A data de produção de efeitos do divórcio nas relações patrimoniais entre os cônjuges

Nos processos de divórcio e, de acordo com o artigo 1789.º n.º 1 do Código Civil, não obstante os efeitos do divórcio se produzirem a partir do trânsito em julgado da sentença que decrete a dissolução do casamento, a verdade é que, quanto às relações patrimoniais entre os cônjuges, os efeitos do divórcio retroagem à data da proposição da ação e já não a partir da data do trânsito em julgado da referida sentença.

Assim, para efeitos de cessação das relações patrimoniais entre os cônjuges decisiva é a data em que dá entrada, em juízo, a ação de divórcio.
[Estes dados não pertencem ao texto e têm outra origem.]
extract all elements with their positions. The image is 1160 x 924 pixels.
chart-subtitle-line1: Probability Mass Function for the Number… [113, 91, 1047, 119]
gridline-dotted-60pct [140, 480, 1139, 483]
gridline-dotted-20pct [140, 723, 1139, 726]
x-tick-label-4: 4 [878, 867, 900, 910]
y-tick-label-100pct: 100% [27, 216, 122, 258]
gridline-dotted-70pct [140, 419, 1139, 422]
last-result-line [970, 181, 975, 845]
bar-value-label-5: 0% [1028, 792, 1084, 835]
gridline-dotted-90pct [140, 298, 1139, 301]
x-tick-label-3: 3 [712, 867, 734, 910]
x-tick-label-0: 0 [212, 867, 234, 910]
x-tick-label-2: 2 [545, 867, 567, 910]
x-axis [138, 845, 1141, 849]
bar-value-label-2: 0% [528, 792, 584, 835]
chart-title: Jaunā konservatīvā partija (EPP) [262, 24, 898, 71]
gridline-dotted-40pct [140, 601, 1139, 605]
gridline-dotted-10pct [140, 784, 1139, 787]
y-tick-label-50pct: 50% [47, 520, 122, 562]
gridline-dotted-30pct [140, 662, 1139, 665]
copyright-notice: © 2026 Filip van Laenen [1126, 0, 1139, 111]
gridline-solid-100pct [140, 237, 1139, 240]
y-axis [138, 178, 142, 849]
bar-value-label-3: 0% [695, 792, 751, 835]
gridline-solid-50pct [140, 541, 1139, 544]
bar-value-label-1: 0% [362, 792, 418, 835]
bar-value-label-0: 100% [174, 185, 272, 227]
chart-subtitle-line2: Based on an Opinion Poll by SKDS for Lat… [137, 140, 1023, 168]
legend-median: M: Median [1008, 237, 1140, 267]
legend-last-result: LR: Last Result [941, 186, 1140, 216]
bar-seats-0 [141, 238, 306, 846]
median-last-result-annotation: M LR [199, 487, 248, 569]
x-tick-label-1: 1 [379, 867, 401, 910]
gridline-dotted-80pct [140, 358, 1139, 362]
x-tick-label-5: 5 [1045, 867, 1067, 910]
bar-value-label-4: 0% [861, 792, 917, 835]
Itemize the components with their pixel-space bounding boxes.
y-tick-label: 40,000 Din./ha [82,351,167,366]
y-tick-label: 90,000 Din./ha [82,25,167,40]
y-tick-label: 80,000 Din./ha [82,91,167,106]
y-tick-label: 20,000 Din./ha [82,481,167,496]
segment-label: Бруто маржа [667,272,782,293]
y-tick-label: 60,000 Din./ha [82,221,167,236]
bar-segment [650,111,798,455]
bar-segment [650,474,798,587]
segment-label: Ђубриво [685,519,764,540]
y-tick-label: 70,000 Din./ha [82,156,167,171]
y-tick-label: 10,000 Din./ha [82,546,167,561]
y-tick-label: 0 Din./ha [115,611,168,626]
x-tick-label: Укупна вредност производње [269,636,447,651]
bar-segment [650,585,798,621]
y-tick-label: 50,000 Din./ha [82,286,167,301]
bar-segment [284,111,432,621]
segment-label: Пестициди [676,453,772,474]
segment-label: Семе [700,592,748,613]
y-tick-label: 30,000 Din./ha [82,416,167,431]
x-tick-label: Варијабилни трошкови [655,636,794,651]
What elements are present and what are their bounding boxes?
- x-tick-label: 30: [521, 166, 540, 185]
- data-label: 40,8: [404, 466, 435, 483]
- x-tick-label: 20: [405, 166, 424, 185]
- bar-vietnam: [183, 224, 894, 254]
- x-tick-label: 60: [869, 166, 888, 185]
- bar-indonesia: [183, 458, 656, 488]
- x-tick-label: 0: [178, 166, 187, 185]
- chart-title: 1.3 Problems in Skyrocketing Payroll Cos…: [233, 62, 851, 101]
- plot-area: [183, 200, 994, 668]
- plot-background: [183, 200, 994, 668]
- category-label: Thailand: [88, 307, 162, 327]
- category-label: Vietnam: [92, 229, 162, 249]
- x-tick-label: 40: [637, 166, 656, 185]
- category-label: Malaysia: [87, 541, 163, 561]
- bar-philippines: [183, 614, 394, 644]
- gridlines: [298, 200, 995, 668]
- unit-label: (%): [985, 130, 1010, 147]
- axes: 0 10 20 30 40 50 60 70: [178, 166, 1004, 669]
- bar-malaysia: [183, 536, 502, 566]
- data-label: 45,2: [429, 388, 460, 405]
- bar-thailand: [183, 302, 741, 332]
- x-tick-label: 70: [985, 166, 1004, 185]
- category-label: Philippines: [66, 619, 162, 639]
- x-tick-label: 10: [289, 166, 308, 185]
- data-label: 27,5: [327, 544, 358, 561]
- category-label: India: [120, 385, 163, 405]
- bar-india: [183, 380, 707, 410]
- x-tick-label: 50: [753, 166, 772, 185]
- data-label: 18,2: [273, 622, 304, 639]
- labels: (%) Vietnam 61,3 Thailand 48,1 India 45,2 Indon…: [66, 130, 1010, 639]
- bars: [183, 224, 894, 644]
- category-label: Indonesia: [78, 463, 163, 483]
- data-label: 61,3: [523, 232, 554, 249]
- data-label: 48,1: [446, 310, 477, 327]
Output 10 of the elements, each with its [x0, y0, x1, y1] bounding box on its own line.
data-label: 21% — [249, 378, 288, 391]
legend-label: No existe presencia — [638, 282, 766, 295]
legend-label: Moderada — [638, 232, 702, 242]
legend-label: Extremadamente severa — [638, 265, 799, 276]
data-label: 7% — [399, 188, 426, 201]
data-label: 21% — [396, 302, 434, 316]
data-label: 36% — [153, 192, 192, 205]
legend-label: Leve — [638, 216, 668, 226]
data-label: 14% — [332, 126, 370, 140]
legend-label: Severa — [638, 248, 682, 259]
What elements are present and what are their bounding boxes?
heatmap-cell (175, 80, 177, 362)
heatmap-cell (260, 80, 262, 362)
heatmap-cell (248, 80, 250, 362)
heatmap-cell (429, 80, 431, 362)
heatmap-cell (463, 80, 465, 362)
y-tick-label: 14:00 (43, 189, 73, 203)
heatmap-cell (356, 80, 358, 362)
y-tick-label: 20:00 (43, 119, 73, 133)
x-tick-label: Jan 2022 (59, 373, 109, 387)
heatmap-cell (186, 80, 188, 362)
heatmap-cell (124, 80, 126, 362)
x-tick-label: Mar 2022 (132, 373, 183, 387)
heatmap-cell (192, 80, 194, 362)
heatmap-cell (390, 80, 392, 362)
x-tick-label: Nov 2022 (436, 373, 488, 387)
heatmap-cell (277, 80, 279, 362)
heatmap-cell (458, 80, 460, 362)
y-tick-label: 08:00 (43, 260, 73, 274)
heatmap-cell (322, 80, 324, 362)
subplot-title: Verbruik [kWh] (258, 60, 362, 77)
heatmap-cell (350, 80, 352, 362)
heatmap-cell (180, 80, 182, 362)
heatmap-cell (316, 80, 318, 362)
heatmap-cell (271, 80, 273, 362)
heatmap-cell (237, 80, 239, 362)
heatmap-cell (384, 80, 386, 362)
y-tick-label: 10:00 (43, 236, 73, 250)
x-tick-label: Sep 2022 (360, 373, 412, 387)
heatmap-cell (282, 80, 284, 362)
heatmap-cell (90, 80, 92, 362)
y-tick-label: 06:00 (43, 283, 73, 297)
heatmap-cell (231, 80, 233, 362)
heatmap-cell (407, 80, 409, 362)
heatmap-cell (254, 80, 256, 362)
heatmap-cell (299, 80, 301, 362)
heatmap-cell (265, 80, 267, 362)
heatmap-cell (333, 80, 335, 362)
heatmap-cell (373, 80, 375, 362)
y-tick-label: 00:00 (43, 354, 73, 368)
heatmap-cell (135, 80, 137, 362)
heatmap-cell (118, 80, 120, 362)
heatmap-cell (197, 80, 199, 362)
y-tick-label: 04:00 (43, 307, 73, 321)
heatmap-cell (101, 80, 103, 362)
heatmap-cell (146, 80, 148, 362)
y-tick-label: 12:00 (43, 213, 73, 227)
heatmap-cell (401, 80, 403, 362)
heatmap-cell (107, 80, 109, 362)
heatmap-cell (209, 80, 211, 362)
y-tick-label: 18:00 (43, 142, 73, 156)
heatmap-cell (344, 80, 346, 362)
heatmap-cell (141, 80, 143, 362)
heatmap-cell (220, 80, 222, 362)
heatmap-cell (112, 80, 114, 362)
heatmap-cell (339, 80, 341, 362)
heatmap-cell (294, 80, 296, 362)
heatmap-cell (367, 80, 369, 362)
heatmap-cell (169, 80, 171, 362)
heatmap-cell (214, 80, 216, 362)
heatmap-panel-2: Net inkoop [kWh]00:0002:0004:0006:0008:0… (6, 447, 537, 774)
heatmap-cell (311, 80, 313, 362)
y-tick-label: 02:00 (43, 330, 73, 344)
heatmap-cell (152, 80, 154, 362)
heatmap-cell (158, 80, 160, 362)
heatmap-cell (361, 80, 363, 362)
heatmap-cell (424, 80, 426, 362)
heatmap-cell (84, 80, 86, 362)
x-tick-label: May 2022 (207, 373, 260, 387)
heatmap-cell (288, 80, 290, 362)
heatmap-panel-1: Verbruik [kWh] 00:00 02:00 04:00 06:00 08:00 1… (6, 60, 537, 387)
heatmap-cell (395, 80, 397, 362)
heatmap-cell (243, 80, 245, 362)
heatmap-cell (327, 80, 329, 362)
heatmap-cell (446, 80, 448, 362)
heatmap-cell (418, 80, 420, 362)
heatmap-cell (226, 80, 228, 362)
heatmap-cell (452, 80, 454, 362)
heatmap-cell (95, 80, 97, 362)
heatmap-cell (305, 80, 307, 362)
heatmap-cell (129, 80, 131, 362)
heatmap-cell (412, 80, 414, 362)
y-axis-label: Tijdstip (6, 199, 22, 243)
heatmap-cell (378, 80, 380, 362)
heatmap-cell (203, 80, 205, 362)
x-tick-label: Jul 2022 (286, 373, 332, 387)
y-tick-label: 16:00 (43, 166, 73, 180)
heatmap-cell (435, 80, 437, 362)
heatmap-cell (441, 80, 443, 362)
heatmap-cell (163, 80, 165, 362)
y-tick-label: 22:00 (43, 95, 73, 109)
Mais, se antes do divórcio, os cônjuges tiverem deixado de ter uma comunhão de vida, ocorrendo uma separação de facto e, desde que a mesma fique provada no processo de divórcio, qualquer um dos cônjuges pode pedir que os efeitos do divórcio retroajam, não à data da propositura da ação de divórcio, mas antes à data em que se tenha iniciado a separação de facto, ficando tal fixado na sentença que vier a decretar a dissolução do casamento por divórcio.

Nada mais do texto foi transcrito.